Les réformes successives du code de l’entrée et du séjour des étrangers et du droit d’asile (Ceseda) témoignent de cette stratégie. Depuis leur création, la durée maximale du temps légal d’enfermement dans les CRA n’a fait que s’allonger : de sept jours en 1981, on est passé à dix en 1993, douze en 1998, trente-deux en 2003 ; puis la loi promue par M. Éric Besson quand il était ministre de l’immigration a porté ce délai à quarante-cinq jours en 2011, en donnant la primauté au juge administratif sur le juge des libertés (5). L’accès au juge est loin d’être garanti, notamment dans les territoires d’outre-mer. « Le régime juridique dérogatoire et les lois spéciales amoindrissent, voire annihilent, l’accès des personnes à un juge, et s’articulent avec des logistiques de renvoi extrêmement rapides. En particulier à Mayotte »,explique Mme Lucie Curet, responsable de l’action en rétention de la Cimade en outre-mer. Devant un juge, la majorité des cas, et notamment celui des enfants seuls, très fréquent sur l’île, ne donneraient pas lieu à un renvoi, mais à une libération. « Cependant, pour l’outre-mer, des personnes restent parfois seulement entre douze et vingt heures en rétention... De plus, elles arrivent tard le soir et sont expulsées tôt le matin, ce qui les empêche de recevoir notre soutien juridique. »L’administration cherche à aller au plus vite, puisque la loi permet de renvoyer une personne avant que le juge ait statué. « Il y a un enjeu de visibilité pour l’État en outre-mer, reprend Mme Curet. L’immigration y est un sujet épineux ; l’État juge important de se montrer répressif. » Cette visibilité est en revanche artificielle, puisque les personnes sont expulsées à proximité immédiate des territoires, notamment vers les Comores, et reviennent assez rapidement.

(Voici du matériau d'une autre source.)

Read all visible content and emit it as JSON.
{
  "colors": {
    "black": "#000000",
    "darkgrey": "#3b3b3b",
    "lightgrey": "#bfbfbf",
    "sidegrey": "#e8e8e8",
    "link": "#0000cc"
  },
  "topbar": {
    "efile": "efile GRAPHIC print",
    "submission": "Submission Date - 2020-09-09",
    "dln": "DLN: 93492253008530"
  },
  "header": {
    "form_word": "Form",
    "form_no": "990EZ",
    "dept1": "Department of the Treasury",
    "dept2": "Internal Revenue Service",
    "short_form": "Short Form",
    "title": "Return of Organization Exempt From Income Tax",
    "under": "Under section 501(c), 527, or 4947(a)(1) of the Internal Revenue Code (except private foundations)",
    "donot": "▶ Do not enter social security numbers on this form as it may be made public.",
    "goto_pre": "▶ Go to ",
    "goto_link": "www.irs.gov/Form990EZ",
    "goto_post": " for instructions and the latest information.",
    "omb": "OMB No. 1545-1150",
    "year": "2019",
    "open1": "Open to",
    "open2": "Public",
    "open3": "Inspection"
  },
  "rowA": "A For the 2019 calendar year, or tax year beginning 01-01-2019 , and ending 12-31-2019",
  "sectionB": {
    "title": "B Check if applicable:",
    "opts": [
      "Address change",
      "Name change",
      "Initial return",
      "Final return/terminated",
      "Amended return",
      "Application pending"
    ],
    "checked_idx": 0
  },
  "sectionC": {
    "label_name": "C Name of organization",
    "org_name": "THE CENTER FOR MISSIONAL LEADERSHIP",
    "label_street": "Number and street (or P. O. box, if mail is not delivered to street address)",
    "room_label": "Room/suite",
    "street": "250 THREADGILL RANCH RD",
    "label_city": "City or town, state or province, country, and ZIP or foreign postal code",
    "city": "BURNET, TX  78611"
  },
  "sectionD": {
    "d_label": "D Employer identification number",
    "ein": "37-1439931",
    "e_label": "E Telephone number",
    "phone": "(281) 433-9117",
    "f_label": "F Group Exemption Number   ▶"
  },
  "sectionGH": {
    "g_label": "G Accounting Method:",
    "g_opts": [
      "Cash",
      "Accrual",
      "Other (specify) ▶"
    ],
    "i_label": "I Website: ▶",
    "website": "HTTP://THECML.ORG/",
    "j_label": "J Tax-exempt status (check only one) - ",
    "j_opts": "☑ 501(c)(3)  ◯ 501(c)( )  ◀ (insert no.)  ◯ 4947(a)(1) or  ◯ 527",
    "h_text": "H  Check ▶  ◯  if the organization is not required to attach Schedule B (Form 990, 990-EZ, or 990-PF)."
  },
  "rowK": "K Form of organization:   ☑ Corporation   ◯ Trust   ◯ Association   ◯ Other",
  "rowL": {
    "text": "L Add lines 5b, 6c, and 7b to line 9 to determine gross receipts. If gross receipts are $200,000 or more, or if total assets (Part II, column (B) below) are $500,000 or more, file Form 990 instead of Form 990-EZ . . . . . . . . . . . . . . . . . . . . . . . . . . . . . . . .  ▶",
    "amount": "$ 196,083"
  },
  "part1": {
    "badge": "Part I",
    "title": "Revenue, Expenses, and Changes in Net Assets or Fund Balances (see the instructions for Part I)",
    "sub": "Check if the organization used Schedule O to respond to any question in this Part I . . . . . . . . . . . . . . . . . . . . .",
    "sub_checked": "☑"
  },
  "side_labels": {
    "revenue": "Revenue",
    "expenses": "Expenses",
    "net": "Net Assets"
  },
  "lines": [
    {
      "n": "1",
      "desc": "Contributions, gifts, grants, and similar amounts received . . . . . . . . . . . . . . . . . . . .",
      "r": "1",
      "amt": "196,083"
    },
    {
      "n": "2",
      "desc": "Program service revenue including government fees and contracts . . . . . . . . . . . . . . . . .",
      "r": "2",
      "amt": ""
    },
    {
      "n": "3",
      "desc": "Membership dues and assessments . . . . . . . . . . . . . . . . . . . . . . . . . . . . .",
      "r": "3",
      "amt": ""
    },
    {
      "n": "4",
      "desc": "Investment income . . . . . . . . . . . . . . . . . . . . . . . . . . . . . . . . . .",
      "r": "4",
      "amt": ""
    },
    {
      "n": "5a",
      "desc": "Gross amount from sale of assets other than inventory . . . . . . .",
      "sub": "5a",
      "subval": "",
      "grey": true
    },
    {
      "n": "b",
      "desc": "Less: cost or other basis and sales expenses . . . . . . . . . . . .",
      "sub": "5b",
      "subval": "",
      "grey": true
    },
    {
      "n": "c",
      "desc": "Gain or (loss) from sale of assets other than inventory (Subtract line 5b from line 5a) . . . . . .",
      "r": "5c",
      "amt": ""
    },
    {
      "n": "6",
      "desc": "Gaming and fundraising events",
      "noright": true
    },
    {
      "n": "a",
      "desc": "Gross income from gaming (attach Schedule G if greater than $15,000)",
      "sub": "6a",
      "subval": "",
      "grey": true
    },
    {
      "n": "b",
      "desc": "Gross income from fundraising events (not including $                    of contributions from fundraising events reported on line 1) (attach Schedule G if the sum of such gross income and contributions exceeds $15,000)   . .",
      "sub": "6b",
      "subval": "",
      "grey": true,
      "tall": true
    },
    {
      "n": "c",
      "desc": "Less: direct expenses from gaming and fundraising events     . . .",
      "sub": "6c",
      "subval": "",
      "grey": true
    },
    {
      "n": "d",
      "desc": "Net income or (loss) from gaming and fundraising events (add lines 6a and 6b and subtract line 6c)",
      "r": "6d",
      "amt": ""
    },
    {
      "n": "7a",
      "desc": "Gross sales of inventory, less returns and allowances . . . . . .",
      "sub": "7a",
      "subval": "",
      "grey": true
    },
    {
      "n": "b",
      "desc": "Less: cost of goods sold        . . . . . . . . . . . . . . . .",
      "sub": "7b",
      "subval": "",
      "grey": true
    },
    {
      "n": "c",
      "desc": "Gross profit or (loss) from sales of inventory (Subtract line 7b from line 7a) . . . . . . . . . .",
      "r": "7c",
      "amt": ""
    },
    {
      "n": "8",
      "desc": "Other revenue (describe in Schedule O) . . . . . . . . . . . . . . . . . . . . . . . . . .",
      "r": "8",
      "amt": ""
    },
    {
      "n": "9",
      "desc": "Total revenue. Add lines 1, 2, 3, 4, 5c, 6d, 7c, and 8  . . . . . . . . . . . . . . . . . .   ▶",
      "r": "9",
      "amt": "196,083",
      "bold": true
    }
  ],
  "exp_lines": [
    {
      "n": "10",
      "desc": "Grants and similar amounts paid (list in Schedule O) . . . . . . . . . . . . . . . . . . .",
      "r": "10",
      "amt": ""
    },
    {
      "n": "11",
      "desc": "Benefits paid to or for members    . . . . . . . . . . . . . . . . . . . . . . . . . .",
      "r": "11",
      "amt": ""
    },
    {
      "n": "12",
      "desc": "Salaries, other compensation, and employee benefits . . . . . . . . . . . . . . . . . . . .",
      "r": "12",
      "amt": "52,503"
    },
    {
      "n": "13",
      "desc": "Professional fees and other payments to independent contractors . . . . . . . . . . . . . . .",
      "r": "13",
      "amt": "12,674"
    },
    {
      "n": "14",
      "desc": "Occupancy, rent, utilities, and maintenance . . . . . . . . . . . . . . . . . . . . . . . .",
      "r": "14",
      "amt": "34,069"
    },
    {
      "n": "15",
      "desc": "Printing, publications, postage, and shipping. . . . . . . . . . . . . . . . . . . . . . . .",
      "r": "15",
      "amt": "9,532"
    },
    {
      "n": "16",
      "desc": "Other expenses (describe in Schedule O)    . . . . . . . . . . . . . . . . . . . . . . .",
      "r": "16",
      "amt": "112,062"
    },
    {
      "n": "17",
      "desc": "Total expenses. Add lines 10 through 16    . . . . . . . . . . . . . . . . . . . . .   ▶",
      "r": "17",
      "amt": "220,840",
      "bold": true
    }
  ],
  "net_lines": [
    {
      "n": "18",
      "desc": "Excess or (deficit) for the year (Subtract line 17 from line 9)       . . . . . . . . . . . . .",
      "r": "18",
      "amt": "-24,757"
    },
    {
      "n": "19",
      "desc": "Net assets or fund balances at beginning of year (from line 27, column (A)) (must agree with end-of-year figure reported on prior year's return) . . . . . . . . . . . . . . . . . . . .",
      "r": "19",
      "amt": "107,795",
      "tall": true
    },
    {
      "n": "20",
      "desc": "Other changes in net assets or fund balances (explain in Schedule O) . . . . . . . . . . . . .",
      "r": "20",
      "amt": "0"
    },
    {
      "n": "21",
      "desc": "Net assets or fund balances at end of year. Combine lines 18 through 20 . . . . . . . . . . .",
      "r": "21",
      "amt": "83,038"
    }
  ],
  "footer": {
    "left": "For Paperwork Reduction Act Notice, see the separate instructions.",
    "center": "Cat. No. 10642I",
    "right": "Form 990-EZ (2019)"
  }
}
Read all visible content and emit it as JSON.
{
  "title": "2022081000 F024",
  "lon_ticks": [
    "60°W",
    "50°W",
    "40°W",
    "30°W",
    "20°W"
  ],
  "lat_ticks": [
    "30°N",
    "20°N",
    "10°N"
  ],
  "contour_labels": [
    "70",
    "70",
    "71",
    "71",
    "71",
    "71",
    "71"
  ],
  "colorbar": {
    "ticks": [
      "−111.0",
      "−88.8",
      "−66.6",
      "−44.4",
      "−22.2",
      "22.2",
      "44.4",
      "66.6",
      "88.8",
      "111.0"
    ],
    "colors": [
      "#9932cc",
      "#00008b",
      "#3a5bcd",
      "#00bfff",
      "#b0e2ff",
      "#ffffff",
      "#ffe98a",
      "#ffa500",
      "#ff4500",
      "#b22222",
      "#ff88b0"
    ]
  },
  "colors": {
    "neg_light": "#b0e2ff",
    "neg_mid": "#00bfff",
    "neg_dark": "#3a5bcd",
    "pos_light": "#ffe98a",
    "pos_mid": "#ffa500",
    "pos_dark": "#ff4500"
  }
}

La police n’a plus besoin de mandat pour entrer chez les étrangers clandestins
En métropole, « l’accès au juge se fait dans des conditions extraordinairement difficiles à cause d’une série de dispositions ou de circonstances : la technicité du droit, l’absence de maîtrise de la langue, les délais souvent excessivement courts impartis pour formuler les recours, énumère M. Patrick Henriot, secrétaire national du Syndicat de la magistrature jusqu’en janvier 2017. Le discours de la fermeté est intégré par les magistrats. » Selon lui, le monde de la justice n’est pas imperméable aux discours sur les risques que ferait courir l’immigration à la cohésion nationale et aux équilibres économiques : « Je crains malheureusement que des juges ne soient pas à cet égard mieux armés et plus résistants que le reste de l’opinion. »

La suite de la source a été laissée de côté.